Честное слово, если бы не три десятка книг, сочиненных и изданных после 1977-го, мне было бы стыдно не только переписывать эти фразы, но даже перечитывать их!
Неподвижное время. 1980–1985
Если ты, черт побери, честен, то во всем, что происходит, есть и твоя вина.
Июль 1980-го. Мы с мамой — она всегда сопровождала меня в случае важных событий — сидим в коридоре университета, тогда еще ЛГУ им. А. А. Жданова. У меня в руках сигнальный экземпляр «Ватто» и только что полученный красный кожаный с золотым тиснением «Диплом доктора наук». Вчера я вернулся еще из одного путешествия во Францию, в Ленинграде меня ждали только что вышедшая книжка и этот роскошный документ, венчавший многолетнюю (с 1977 года) эпопею. По всем понятиям — звездный час.

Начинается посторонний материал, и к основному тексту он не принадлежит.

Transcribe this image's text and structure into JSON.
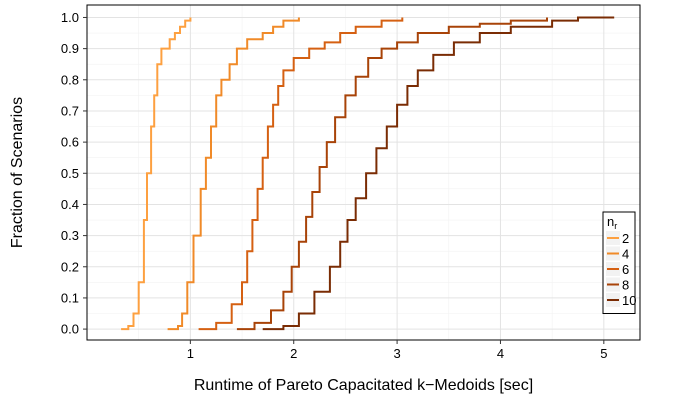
{
  "chart_data": {
    "type": "line",
    "subtype": "empirical CDF (step)",
    "title": "",
    "xlabel": "Runtime of Pareto Capacitated k−Medoids [sec]",
    "ylabel": "Fraction of Scenarios",
    "xlim": [
      0.0,
      5.35
    ],
    "ylim": [
      -0.035,
      1.04
    ],
    "x_ticks": [
      "1",
      "2",
      "3",
      "4",
      "5"
    ],
    "x_tick_values": [
      1,
      2,
      3,
      4,
      5
    ],
    "y_ticks": [
      "0.0",
      "0.1",
      "0.2",
      "0.3",
      "0.4",
      "0.5",
      "0.6",
      "0.7",
      "0.8",
      "0.9",
      "1.0"
    ],
    "y_tick_values": [
      0.0,
      0.1,
      0.2,
      0.3,
      0.4,
      0.5,
      0.6,
      0.7,
      0.8,
      0.9,
      1.0
    ],
    "grid": true,
    "legend": {
      "title": "n",
      "title_subscript": "r",
      "position": "bottom-right"
    },
    "series": [
      {
        "name": "2",
        "color": "#FDA040",
        "points": [
          [
            0.33,
            0.0
          ],
          [
            0.4,
            0.01
          ],
          [
            0.45,
            0.05
          ],
          [
            0.5,
            0.15
          ],
          [
            0.55,
            0.35
          ],
          [
            0.58,
            0.5
          ],
          [
            0.62,
            0.65
          ],
          [
            0.65,
            0.75
          ],
          [
            0.68,
            0.85
          ],
          [
            0.72,
            0.9
          ],
          [
            0.8,
            0.93
          ],
          [
            0.85,
            0.95
          ],
          [
            0.9,
            0.97
          ],
          [
            0.95,
            0.99
          ],
          [
            1.0,
            1.0
          ]
        ]
      },
      {
        "name": "4",
        "color": "#F08A28",
        "points": [
          [
            0.78,
            0.0
          ],
          [
            0.88,
            0.01
          ],
          [
            0.92,
            0.05
          ],
          [
            0.97,
            0.15
          ],
          [
            1.03,
            0.3
          ],
          [
            1.1,
            0.45
          ],
          [
            1.15,
            0.55
          ],
          [
            1.2,
            0.65
          ],
          [
            1.25,
            0.75
          ],
          [
            1.3,
            0.8
          ],
          [
            1.38,
            0.85
          ],
          [
            1.45,
            0.9
          ],
          [
            1.55,
            0.93
          ],
          [
            1.7,
            0.95
          ],
          [
            1.8,
            0.97
          ],
          [
            1.9,
            0.99
          ],
          [
            2.05,
            1.0
          ]
        ]
      },
      {
        "name": "6",
        "color": "#D56012",
        "points": [
          [
            1.08,
            0.0
          ],
          [
            1.25,
            0.02
          ],
          [
            1.4,
            0.08
          ],
          [
            1.5,
            0.15
          ],
          [
            1.55,
            0.25
          ],
          [
            1.6,
            0.35
          ],
          [
            1.65,
            0.45
          ],
          [
            1.7,
            0.55
          ],
          [
            1.75,
            0.65
          ],
          [
            1.8,
            0.72
          ],
          [
            1.85,
            0.78
          ],
          [
            1.9,
            0.83
          ],
          [
            2.0,
            0.87
          ],
          [
            2.15,
            0.9
          ],
          [
            2.3,
            0.92
          ],
          [
            2.45,
            0.95
          ],
          [
            2.6,
            0.97
          ],
          [
            2.85,
            0.99
          ],
          [
            3.05,
            1.0
          ]
        ]
      },
      {
        "name": "8",
        "color": "#A84308",
        "points": [
          [
            1.45,
            0.0
          ],
          [
            1.62,
            0.02
          ],
          [
            1.78,
            0.06
          ],
          [
            1.9,
            0.12
          ],
          [
            1.98,
            0.2
          ],
          [
            2.05,
            0.28
          ],
          [
            2.12,
            0.36
          ],
          [
            2.18,
            0.44
          ],
          [
            2.25,
            0.52
          ],
          [
            2.32,
            0.6
          ],
          [
            2.4,
            0.68
          ],
          [
            2.5,
            0.75
          ],
          [
            2.6,
            0.81
          ],
          [
            2.72,
            0.87
          ],
          [
            2.85,
            0.9
          ],
          [
            3.0,
            0.92
          ],
          [
            3.2,
            0.95
          ],
          [
            3.5,
            0.97
          ],
          [
            3.8,
            0.98
          ],
          [
            4.1,
            0.99
          ],
          [
            4.45,
            1.0
          ]
        ]
      },
      {
        "name": "10",
        "color": "#7A2C04",
        "points": [
          [
            1.7,
            0.0
          ],
          [
            1.9,
            0.01
          ],
          [
            2.05,
            0.05
          ],
          [
            2.2,
            0.12
          ],
          [
            2.35,
            0.2
          ],
          [
            2.45,
            0.28
          ],
          [
            2.52,
            0.35
          ],
          [
            2.6,
            0.42
          ],
          [
            2.7,
            0.5
          ],
          [
            2.8,
            0.58
          ],
          [
            2.9,
            0.65
          ],
          [
            3.0,
            0.72
          ],
          [
            3.1,
            0.78
          ],
          [
            3.2,
            0.83
          ],
          [
            3.35,
            0.88
          ],
          [
            3.55,
            0.92
          ],
          [
            3.8,
            0.95
          ],
          [
            4.1,
            0.97
          ],
          [
            4.5,
            0.99
          ],
          [
            4.75,
            1.0
          ],
          [
            5.1,
            1.0
          ]
        ]
      }
    ]
  }
}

Чего еще желать советскому гуманитарию? Я не служил, стало быть сохранял относительную свободу, хорошо печатался, получил высшую ученую степень, в четвертый (!) раз съездил в Париж и вполне прилично с точки зрения собственных своих потребностей зарабатывал. Мне было сорок семь, и этот возраст я вовсе не воспринимал преклонным.
Ликовало мое честолюбие, урчало от удовольствия мелкое тщеславие, я совершенно по-детски восторгался красивым дипломом, душа радовалась публикации «Ватто», несомненно тогда лучшей моей книжки. Проблемам, что мучили меня в молодости, — нищета, непризнание, хрупкий и сомнительный социальный статус — самое было время исчезнуть. Наконец отошли эти ужасы с ОВИРом, меня относительно свободно пускали за границу, ощущение концлагеря — хотя бы лично для меня — отчасти и ослабло, а скорбеть за несвободу других настолько, чтобы не получать радости от собственной свободы, к стыду своему, не умел.
Пишу об этом так подробно, даже педантично, лишь потому, что сейчас, спустя так много лет, чувствую себя растерянным и смущенным. Я ведь начинал главу с желанием написать о дне, который действительно подводил итоги важному периоду в жизни любого не ставшего отшельником или бесповоротным диссидентом человека. Мне казалось, в этот день я был почти счастлив. А сейчас не просто неловко, скучно писать об этом.
Какая-то была в этой искусственно взбитой ребяческой радости очень «взрослая» усталость. А книжка — странно, я чувствовал уже, что наши книги, уходящие в мир, ничего не приносят взамен. Даже отрицательных рецензий. Хотя понимал, что написал лучшую свою книгу.
Помню и тогдашнюю свою растерянность — опять не сумел быть благодарным. Судьбе, даже пусть самому себе. Во мне чего-то нет. Чего?